One part of the project will involve refining a computer program developed by one of the origami artists, physicist Robert Lang of Alamo, California. Given a desired shape, the program will generate a diagram of the required fold pattern. At present, the program states only whether a particular fold on a sheet should be convex (in origami terms, a mountain fold) or concave (a valley fold). The user still has to devise a sequence of manipulations that can achieve those folds and create the figure. But the kinds of folding required by the project could quickly reach such levels of complexity that a human solution would be impossible. What the researchers foresee instead is a completely automated process in which a 2D sheet is inscribed with a computer-generated pattern of instabilities, and then folds correctly in one smooth, coordinated motion.

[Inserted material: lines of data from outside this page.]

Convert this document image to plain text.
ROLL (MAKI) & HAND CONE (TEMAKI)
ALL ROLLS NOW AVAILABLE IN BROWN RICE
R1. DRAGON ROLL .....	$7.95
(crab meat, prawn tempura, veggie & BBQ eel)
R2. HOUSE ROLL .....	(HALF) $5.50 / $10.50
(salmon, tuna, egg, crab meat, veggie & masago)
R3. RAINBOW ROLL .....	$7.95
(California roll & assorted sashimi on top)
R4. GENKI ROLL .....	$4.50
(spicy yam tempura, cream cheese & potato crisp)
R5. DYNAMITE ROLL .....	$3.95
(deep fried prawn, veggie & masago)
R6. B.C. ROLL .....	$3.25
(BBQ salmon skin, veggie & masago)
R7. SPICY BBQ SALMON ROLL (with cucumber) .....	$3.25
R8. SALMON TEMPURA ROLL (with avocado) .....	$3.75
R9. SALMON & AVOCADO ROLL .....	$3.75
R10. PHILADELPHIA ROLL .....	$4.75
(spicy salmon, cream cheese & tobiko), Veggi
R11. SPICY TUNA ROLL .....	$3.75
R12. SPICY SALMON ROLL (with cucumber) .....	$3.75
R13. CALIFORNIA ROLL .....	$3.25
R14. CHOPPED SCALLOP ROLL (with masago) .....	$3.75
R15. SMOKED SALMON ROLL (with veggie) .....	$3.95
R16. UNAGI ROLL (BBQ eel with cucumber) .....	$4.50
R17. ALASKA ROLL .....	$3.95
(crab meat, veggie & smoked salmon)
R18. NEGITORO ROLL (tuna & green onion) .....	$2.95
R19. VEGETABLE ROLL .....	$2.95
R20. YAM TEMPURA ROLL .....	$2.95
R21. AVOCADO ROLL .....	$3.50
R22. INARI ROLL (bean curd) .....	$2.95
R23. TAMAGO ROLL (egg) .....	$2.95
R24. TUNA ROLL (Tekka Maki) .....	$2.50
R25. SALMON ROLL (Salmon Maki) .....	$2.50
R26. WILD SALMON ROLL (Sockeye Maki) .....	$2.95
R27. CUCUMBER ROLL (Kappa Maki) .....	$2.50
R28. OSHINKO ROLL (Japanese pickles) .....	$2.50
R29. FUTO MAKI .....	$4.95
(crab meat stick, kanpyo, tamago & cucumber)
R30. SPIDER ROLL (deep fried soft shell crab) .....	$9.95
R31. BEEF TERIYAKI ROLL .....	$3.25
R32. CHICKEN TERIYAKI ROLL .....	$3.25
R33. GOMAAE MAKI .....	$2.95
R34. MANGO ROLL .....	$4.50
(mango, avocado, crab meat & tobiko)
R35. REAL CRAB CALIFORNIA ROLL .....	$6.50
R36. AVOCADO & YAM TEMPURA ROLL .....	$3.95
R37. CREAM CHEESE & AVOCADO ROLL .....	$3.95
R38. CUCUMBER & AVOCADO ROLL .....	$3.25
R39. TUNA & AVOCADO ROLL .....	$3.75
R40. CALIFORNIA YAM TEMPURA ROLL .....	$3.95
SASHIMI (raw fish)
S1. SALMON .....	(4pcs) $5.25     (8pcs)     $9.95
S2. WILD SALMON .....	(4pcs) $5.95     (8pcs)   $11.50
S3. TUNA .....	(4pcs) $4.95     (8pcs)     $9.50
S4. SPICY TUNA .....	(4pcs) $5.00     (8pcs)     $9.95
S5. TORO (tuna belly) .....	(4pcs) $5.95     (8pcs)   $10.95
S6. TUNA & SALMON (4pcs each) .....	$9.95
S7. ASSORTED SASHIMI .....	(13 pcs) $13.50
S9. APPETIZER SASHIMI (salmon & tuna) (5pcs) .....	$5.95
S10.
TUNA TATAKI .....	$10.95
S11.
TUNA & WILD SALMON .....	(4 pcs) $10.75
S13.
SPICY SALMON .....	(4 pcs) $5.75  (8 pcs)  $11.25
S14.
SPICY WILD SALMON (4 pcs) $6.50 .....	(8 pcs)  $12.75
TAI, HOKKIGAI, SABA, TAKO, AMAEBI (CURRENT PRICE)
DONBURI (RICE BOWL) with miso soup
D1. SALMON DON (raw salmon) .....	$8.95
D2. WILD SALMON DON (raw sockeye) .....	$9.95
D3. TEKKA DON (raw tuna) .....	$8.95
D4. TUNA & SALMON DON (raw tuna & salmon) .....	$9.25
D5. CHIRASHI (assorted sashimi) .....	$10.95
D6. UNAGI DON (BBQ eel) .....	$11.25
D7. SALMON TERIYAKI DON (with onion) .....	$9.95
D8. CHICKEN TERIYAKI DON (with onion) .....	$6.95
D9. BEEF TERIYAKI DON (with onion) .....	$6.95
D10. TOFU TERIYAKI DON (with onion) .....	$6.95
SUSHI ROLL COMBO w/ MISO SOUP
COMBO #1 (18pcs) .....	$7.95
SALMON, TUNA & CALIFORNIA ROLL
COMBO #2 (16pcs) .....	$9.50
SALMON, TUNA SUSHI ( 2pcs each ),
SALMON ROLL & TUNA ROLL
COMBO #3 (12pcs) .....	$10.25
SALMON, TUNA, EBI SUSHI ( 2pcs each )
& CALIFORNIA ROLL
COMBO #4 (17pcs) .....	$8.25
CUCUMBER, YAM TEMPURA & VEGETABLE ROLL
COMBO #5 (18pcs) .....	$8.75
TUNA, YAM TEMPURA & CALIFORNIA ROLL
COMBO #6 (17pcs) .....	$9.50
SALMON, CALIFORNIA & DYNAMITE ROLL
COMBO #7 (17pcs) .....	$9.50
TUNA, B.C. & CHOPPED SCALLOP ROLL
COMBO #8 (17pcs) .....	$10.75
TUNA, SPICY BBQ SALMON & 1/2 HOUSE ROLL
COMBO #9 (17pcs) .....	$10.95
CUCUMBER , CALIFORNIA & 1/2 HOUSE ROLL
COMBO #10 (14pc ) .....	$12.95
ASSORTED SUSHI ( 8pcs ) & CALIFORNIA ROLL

Unfortunately, in Hayward's experiments so far, the folds just buckle into mountains or valleys at random. A potential solution may lie in the wavy-leaf-edge phenomenon, says Santangelo. If cells along the edge of a growing plant leaf multiply faster than those in the interior, he explains, they run out of room to lie smoothly in a plane, and the leaf edge is forced to ripple to accommodate them. If he and Hayward can work out how to make the polymer sheet swell in a way that varies from point to point, they could produce a complex pattern of rippling and curling that would help to control the sheet's folding.
Just as natural phenomena can inform extreme mechanics, the discipline's researchers can also use their knowledge to explain peculiarities in natural structures. “This field is filled with small secrets,” says Pedro Reis, an engineer at the Massachusetts Institute of Technology in Cambridge and one of the leaders of the movement.
Take the mechanisms at work in a grain of pollen, for example. Reis pulls out a small torpedo-like shape made of a light green, rubbery material. He stretches it, then crushes it in his fist. A pollen grain undergoes torture, he says: it gets wet, swells, dries out and is crushed, so plants have evolved strategies such as built-in soft spots to help their pollen to avoid damage. Reis pokes a dimple in the torpedo. Scientists can learn from this that a shell with a soft spot is more resistant to failure than one that is completely rigid, he says. “We are trying to learn from nature. How it evolved to deal with these problems for which we have no intuition is very inspiring.”
Reis sets the torpedo aside and, twisting an imaginary string between his fingers, moves on to the subject of the sea-floor cables that carry Internet traffic around the globe. Mechanical instabilities can cause complex behavior in these structures, too, he says. Lay too much cable, and it will curl and kink, resulting in poor signal quality. Lay too little, and the line will be tense and vulnerable to snapping. When a ship dragging its anchor sliced through one such cable in February, six countries in East Africa lost Internet connectivity. Although a better understanding of long, thin objects' instabilities wouldn't have prevented the accident, Reis says, it might have made for a cable more resilient to breakage. An improved theory of cables could also be of great use to fields ranging from the oil industry to the mechanics of DNA.